İnsanları durduğumuz yere çağırmalıyız. Elbet bu diktatörlük nihayete erecek. Ölümlü olmayan hiçbir kral yoktur, ölümlü olmayan hiçbir zorba. İnsanları durduğumuz yere çağırmalıyız. Nihayete erince bir diktatörlük yerine yenileri boy verir. Ve biz bunu elbet biliriz. Hem tarihten biliriz hem kendi yaşadıklarımızdan. Her zorbanın cenaze töreninde onun yerine geçmeyi planlayan zorbaların iç mırıltıları duyulur en çok, dua yerine. Diktatörlerin, zorbaların, Firavunların, Nemrutların cenazesine katılmış tek bir kişi bile dua etmez orda durduğu sürece. Tek bir beddua eden de yoktur. Hesap vardır, muktedirden geriye kalandan nasıl istifade edileceğine dair. Plan vardır, ölünce bir diktatör onun yerine geçebilmeye dair, ağrılı bir telaş vardır başkalarının da bunu düşündüğüne dair. Acıma yoktur ama. Merhamet yoktur. Öfke yoktur, hınç yoktur hiçbir diktatörün mezarı başında toplanmışların ruhunda.

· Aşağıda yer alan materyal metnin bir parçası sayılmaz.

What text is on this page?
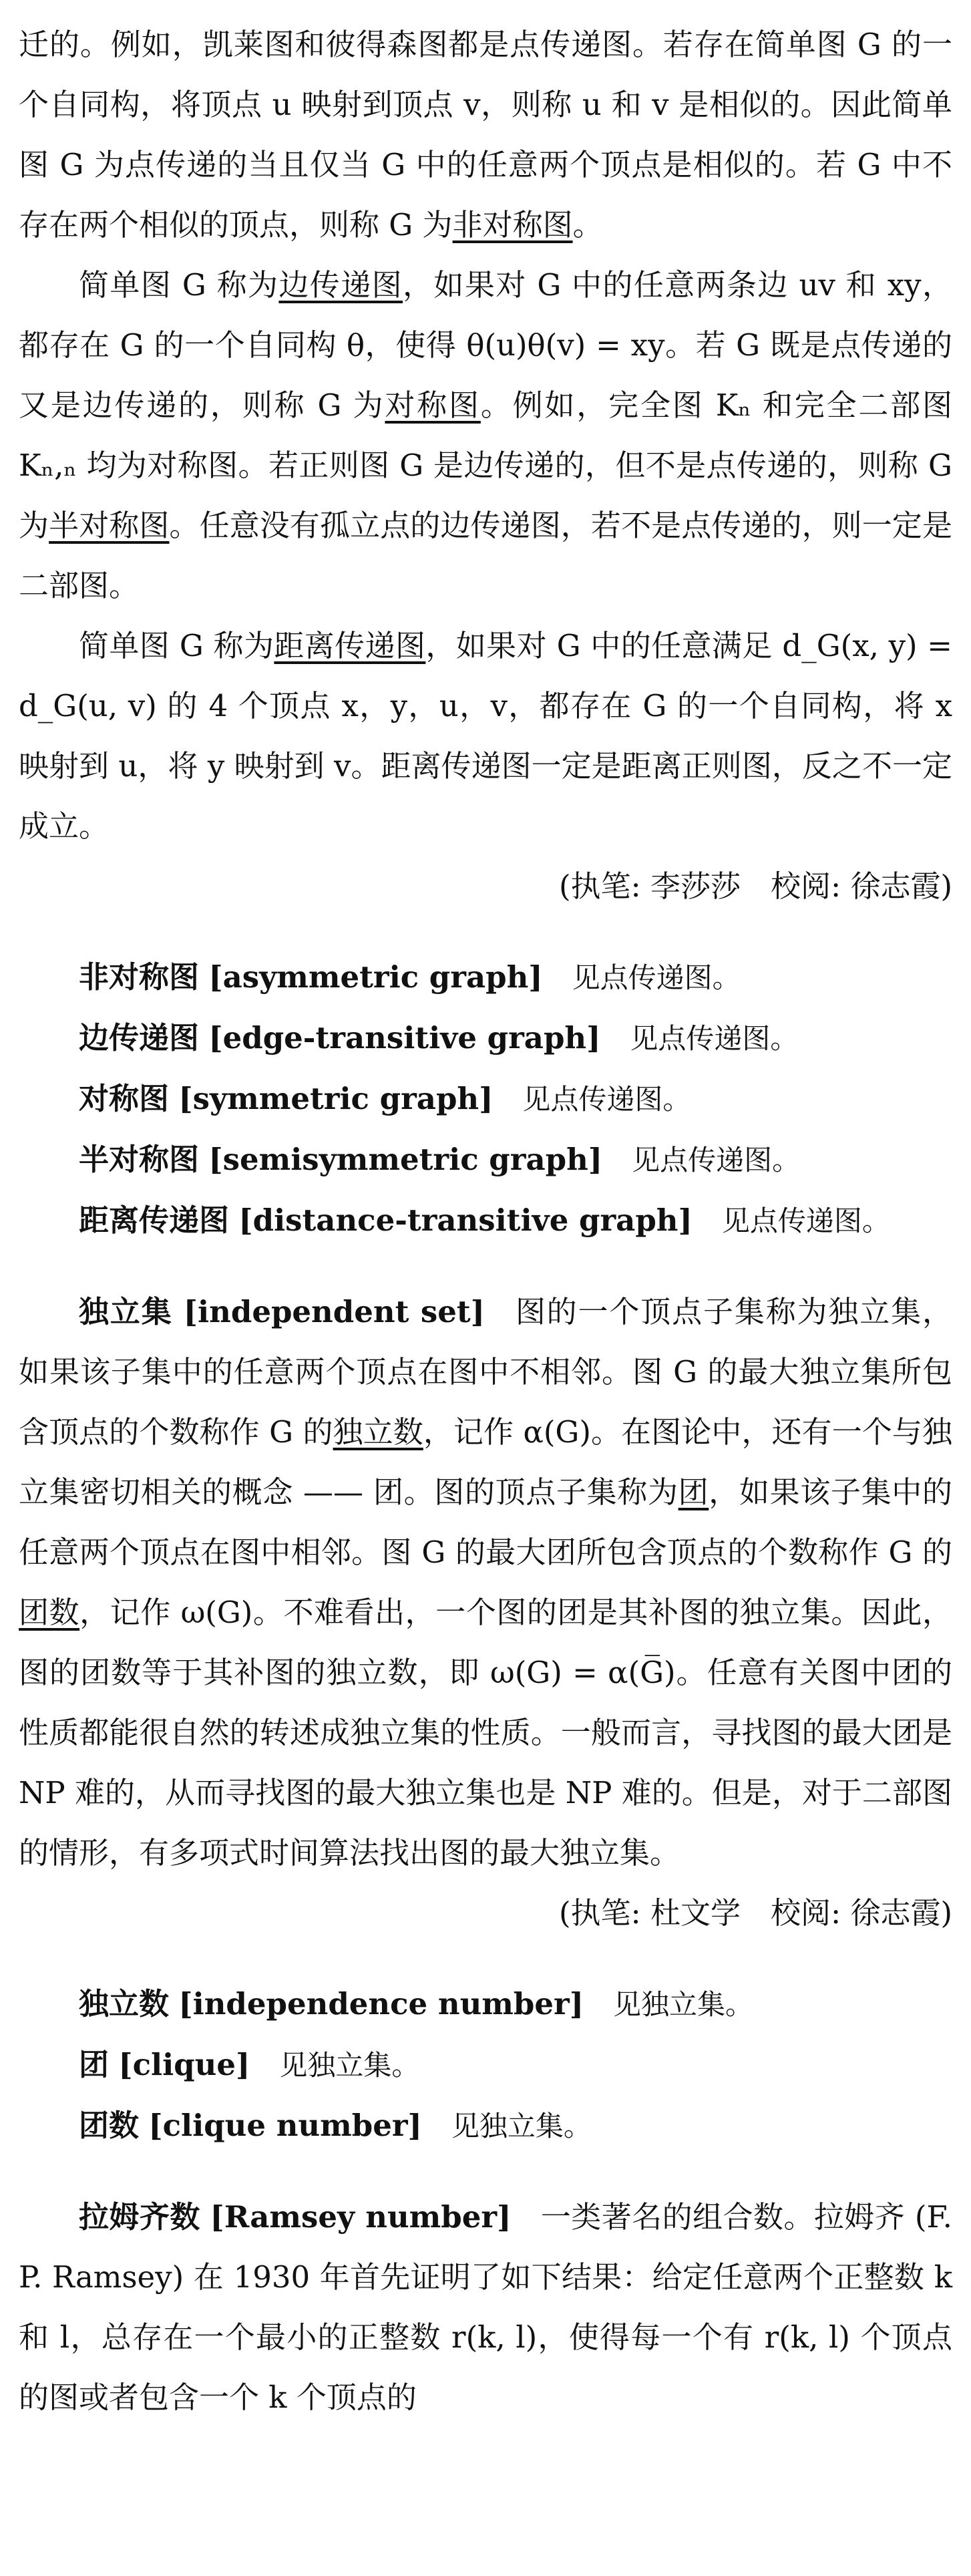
迁的。例如，凯莱图和彼得森图都是点传递图。若存在简单图 G 的一个自同构，将顶点 u 映射到顶点 v，则称 u 和 v 是相似的。因此简单图 G 为点传递的当且仅当 G 中的任意两个顶点是相似的。若 G 中不存在两个相似的顶点，则称 G 为非对称图。

简单图 G 称为边传递图，如果对 G 中的任意两条边 uv 和 xy，都存在 G 的一个自同构 θ，使得 θ(u)θ(v) = xy。若 G 既是点传递的又是边传递的，则称 G 为对称图。例如，完全图 Kₙ 和完全二部图 Kₙ,ₙ 均为对称图。若正则图 G 是边传递的，但不是点传递的，则称 G 为半对称图。任意没有孤立点的边传递图，若不是点传递的，则一定是二部图。

简单图 G 称为距离传递图，如果对 G 中的任意满足 d_G(x, y) = d_G(u, v) 的 4 个顶点 x，y，u，v，都存在 G 的一个自同构，将 x 映射到 u，将 y 映射到 v。距离传递图一定是距离正则图，反之不一定成立。

(执笔: 李莎莎　校阅: 徐志霞)

非对称图 [asymmetric graph] 见点传递图。

边传递图 [edge-transitive graph] 见点传递图。

对称图 [symmetric graph] 见点传递图。

半对称图 [semisymmetric graph] 见点传递图。

距离传递图 [distance-transitive graph] 见点传递图。

独立集 [independent set] 图的一个顶点子集称为独立集，如果该子集中的任意两个顶点在图中不相邻。图 G 的最大独立集所包含顶点的个数称作 G 的独立数，记作 α(G)。在图论中，还有一个与独立集密切相关的概念 —— 团。图的顶点子集称为团，如果该子集中的任意两个顶点在图中相邻。图 G 的最大团所包含顶点的个数称作 G 的团数，记作 ω(G)。不难看出，一个图的团是其补图的独立集。因此，图的团数等于其补图的独立数，即 ω(G) = α(G̅)。任意有关图中团的性质都能很自然的转述成独立集的性质。一般而言，寻找图的最大团是 NP 难的，从而寻找图的最大独立集也是 NP 难的。但是，对于二部图的情形，有多项式时间算法找出图的最大独立集。

(执笔: 杜文学　校阅: 徐志霞)

独立数 [independence number] 见独立集。

团 [clique] 见独立集。

团数 [clique number] 见独立集。

拉姆齐数 [Ramsey number] 一类著名的组合数。拉姆齐 (F. P. Ramsey) 在 1930 年首先证明了如下结果：给定任意两个正整数 k 和 l，总存在一个最小的正整数 r(k, l)，使得每一个有 r(k, l) 个顶点的图或者包含一个 k 个顶点的
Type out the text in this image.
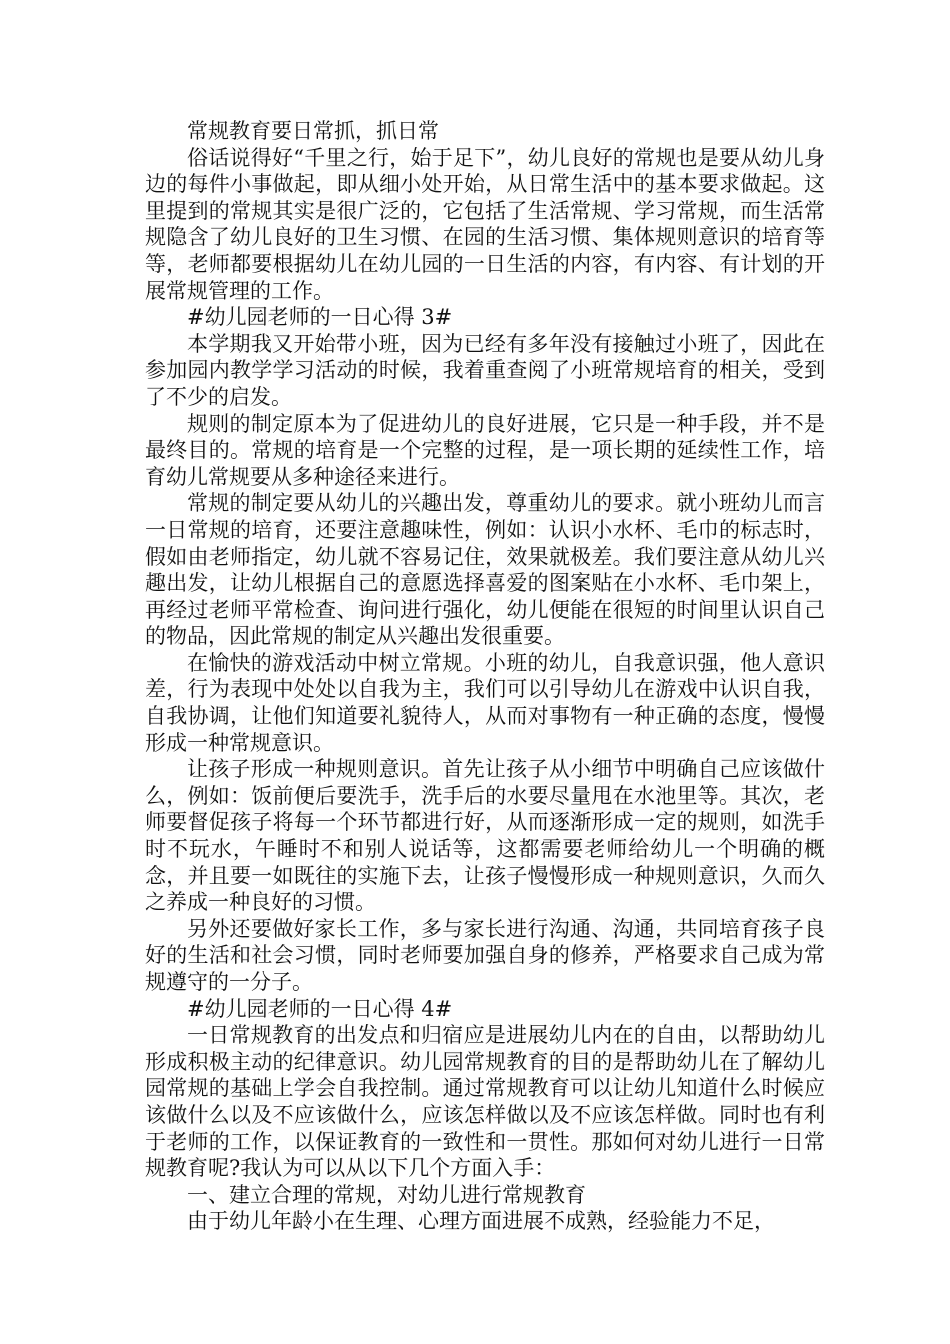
常规教育要日常抓，抓日常

俗话说得好“千里之行，始于足下”，幼儿良好的常规也是要从幼儿身边的每件小事做起，即从细小处开始，从日常生活中的基本要求做起。这里提到的常规其实是很广泛的，它包括了生活常规、学习常规，而生活常规隐含了幼儿良好的卫生习惯、在园的生活习惯、集体规则意识的培育等等，老师都要根据幼儿在幼儿园的一日生活的内容，有内容、有计划的开展常规管理的工作。

#幼儿园老师的一日心得 3#

本学期我又开始带小班，因为已经有多年没有接触过小班了，因此在参加园内教学学习活动的时候，我着重查阅了小班常规培育的相关，受到了不少的启发。

规则的制定原本为了促进幼儿的良好进展，它只是一种手段，并不是最终目的。常规的培育是一个完整的过程，是一项长期的延续性工作，培育幼儿常规要从多种途径来进行。

常规的制定要从幼儿的兴趣出发，尊重幼儿的要求。就小班幼儿而言一日常规的培育，还要注意趣味性，例如：认识小水杯、毛巾的标志时，假如由老师指定，幼儿就不容易记住，效果就极差。我们要注意从幼儿兴趣出发，让幼儿根据自己的意愿选择喜爱的图案贴在小水杯、毛巾架上，再经过老师平常检查、询问进行强化，幼儿便能在很短的时间里认识自己的物品，因此常规的制定从兴趣出发很重要。

在愉快的游戏活动中树立常规。小班的幼儿，自我意识强，他人意识差，行为表现中处处以自我为主，我们可以引导幼儿在游戏中认识自我，自我协调，让他们知道要礼貌待人，从而对事物有一种正确的态度，慢慢形成一种常规意识。

让孩子形成一种规则意识。首先让孩子从小细节中明确自己应该做什么，例如：饭前便后要洗手，洗手后的水要尽量甩在水池里等。其次，老师要督促孩子将每一个环节都进行好，从而逐渐形成一定的规则，如洗手时不玩水，午睡时不和别人说话等，这都需要老师给幼儿一个明确的概念，并且要一如既往的实施下去，让孩子慢慢形成一种规则意识，久而久之养成一种良好的习惯。

另外还要做好家长工作，多与家长进行沟通、沟通，共同培育孩子良好的生活和社会习惯，同时老师要加强自身的修养，严格要求自己成为常规遵守的一分子。

#幼儿园老师的一日心得 4#

一日常规教育的出发点和归宿应是进展幼儿内在的自由，以帮助幼儿形成积极主动的纪律意识。幼儿园常规教育的目的是帮助幼儿在了解幼儿园常规的基础上学会自我控制。通过常规教育可以让幼儿知道什么时候应该做什么以及不应该做什么，应该怎样做以及不应该怎样做。同时也有利于老师的工作，以保证教育的一致性和一贯性。那如何对幼儿进行一日常规教育呢?我认为可以从以下几个方面入手：

一、建立合理的常规，对幼儿进行常规教育

由于幼儿年龄小在生理、心理方面进展不成熟，经验能力不足，
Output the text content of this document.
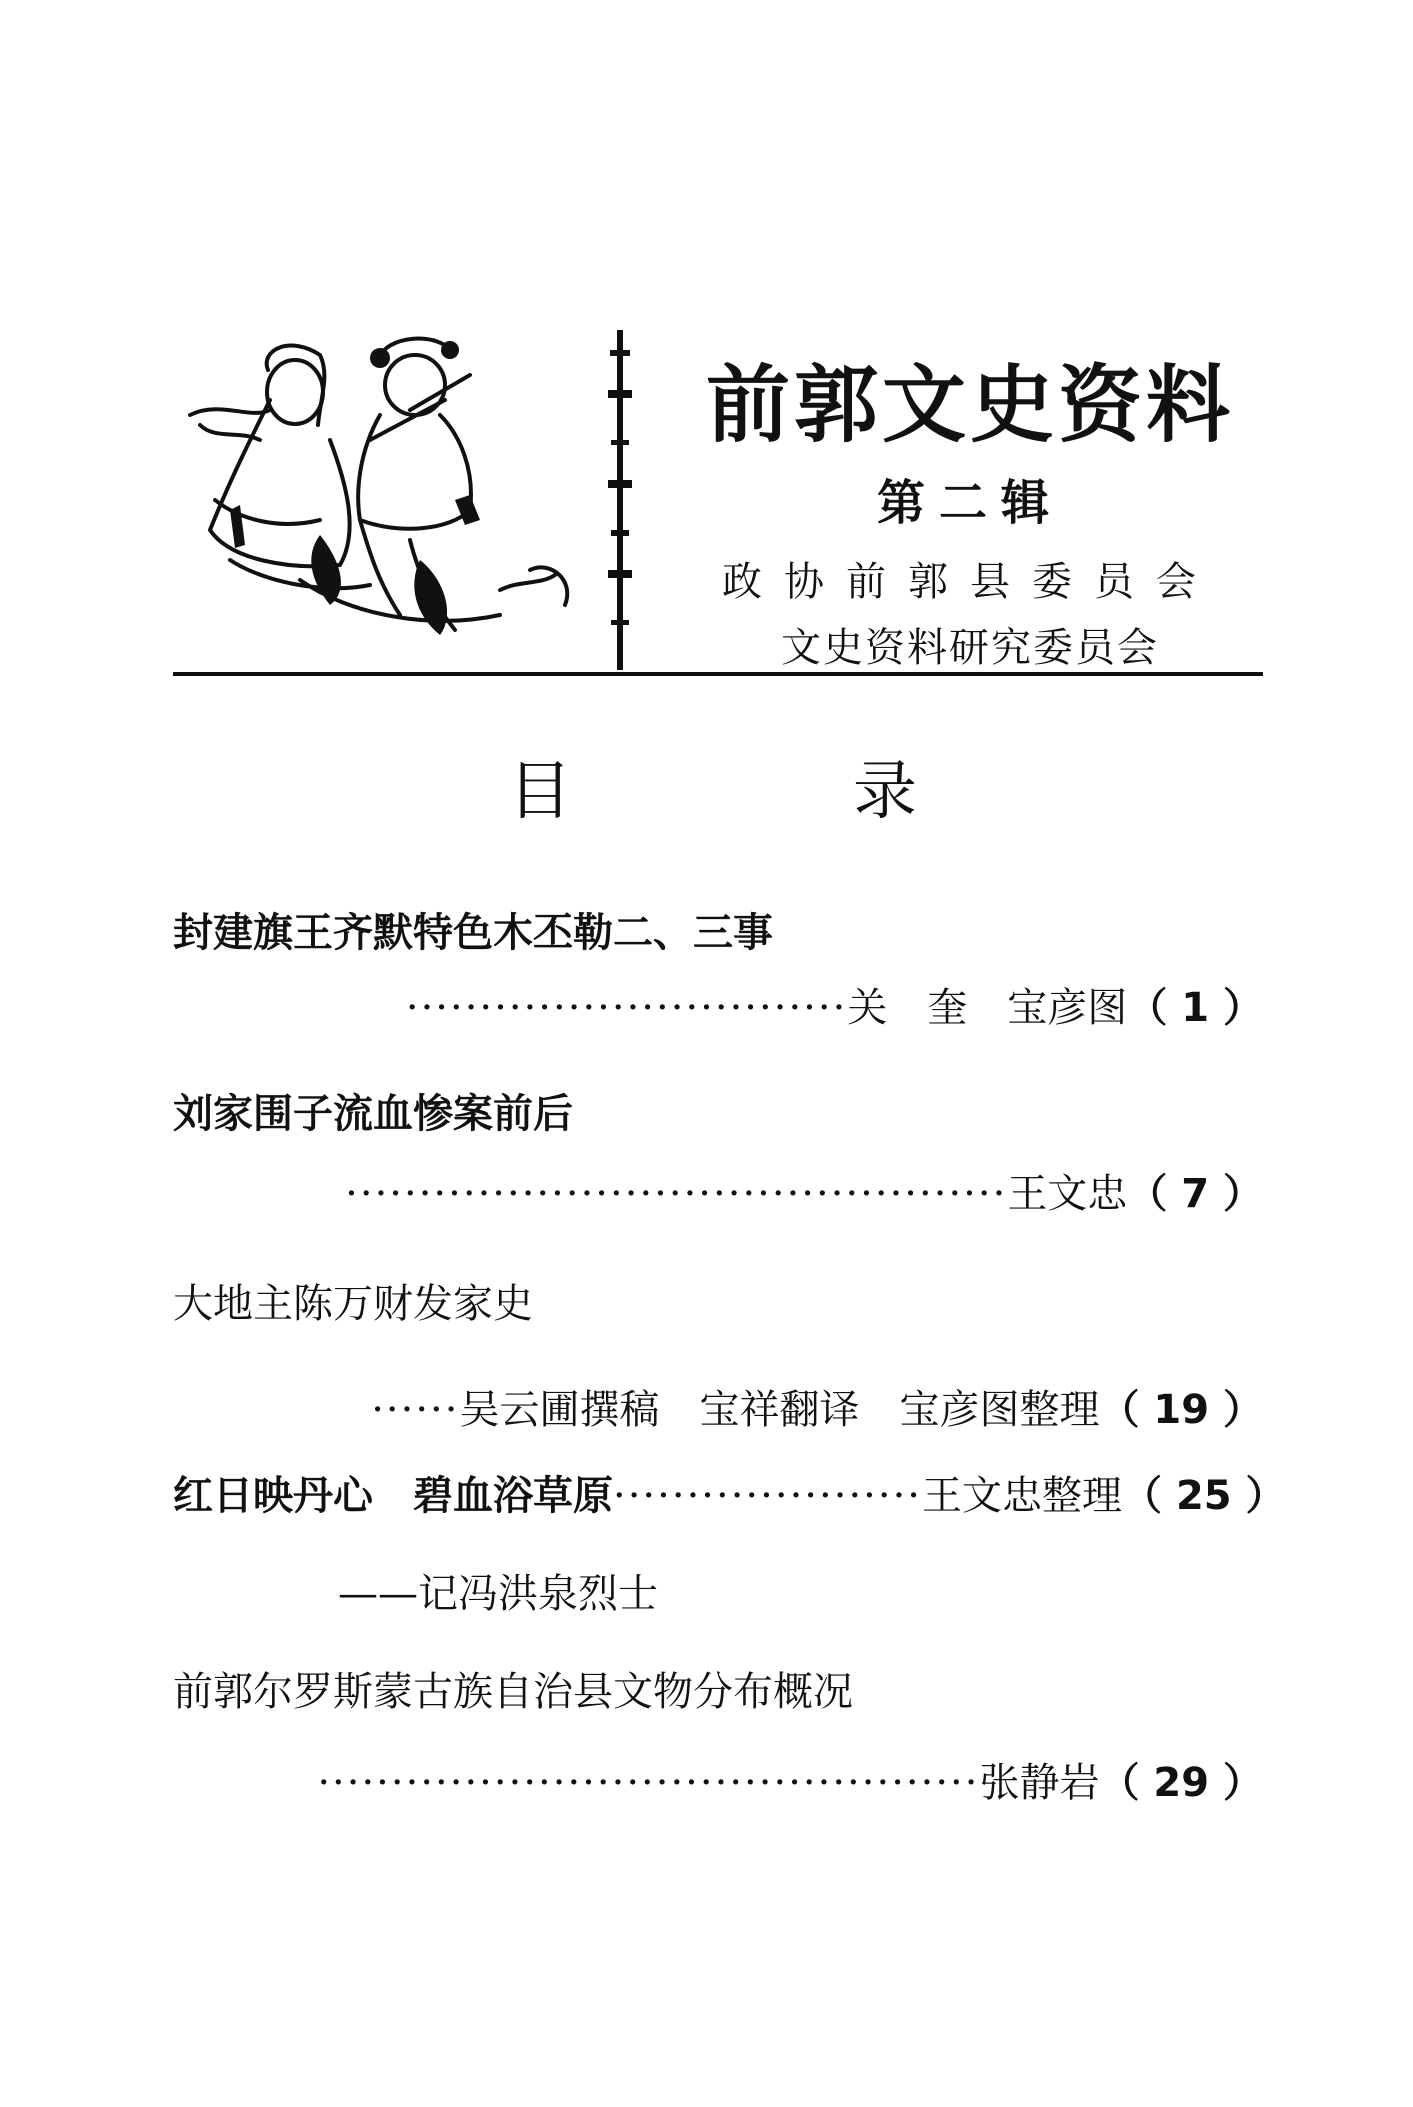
前郭文史资料
第二辑
政协前郭县委员会
文史资料研究委员会
目	录
封建旗王齐默特色木丕勒二、三事
······························关　奎　宝彦图（ 1 ）
刘家围子流血惨案前后
·············································王文忠（ 7 ）
大地主陈万财发家史
······吴云圃撰稿　宝祥翻译　宝彦图整理（ 19 ）
红日映丹心　碧血浴草原·····················王文忠整理（ 25 ）
——记冯洪泉烈士
前郭尔罗斯蒙古族自治县文物分布概况
·············································张静岩（ 29 ）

Günün sonunda cenaze başında toplanmışların ruhunda kopan fırtınalardan, dehşetengiz iç mırıltılardan süzülerek çıkar ortaya yeni zorba. Cenazeye gitmemiş olan biz mazlumların payına kısa bir sevinç düşer, ardından derin bir kaygı. Ve sonrasında yıllarımıza, dostlarımıza, sevdiklerimize mal olacak yeni bir mücadele dönemi, yeni bir direniş. İnsanları durduğumuz yere çağırmalıyız işte bu yüzden. İçinde zorbaya dair bir volkana dönmüş bir kin besleyenlerden, canlı cansız cümle varlığa dair içinde merhamet taşıyanlardan, içinde güzele dair umut besleyenlerden müteşekkil tek tek insanları, kafileleri çağırmalıyız durduğumuz yere. Çağırabilmek için durulacak bir yer inşa etmeliyiz bu yüzden. Dişle, tırnakla, emekle, terle, kanla. Sevgiyle, merhametle, tutkuyla, şehvetle. Bütün diktatörler bir gün mutlaka yenilir. Bütün zorbalar bir gün mutlaka düşer. Yeter ki içimizdeki zorbalığı, ruhumuzdaki despotu çağırmayalım durduğumuz, duracağımız, durmayı inşa ettiğimiz yere.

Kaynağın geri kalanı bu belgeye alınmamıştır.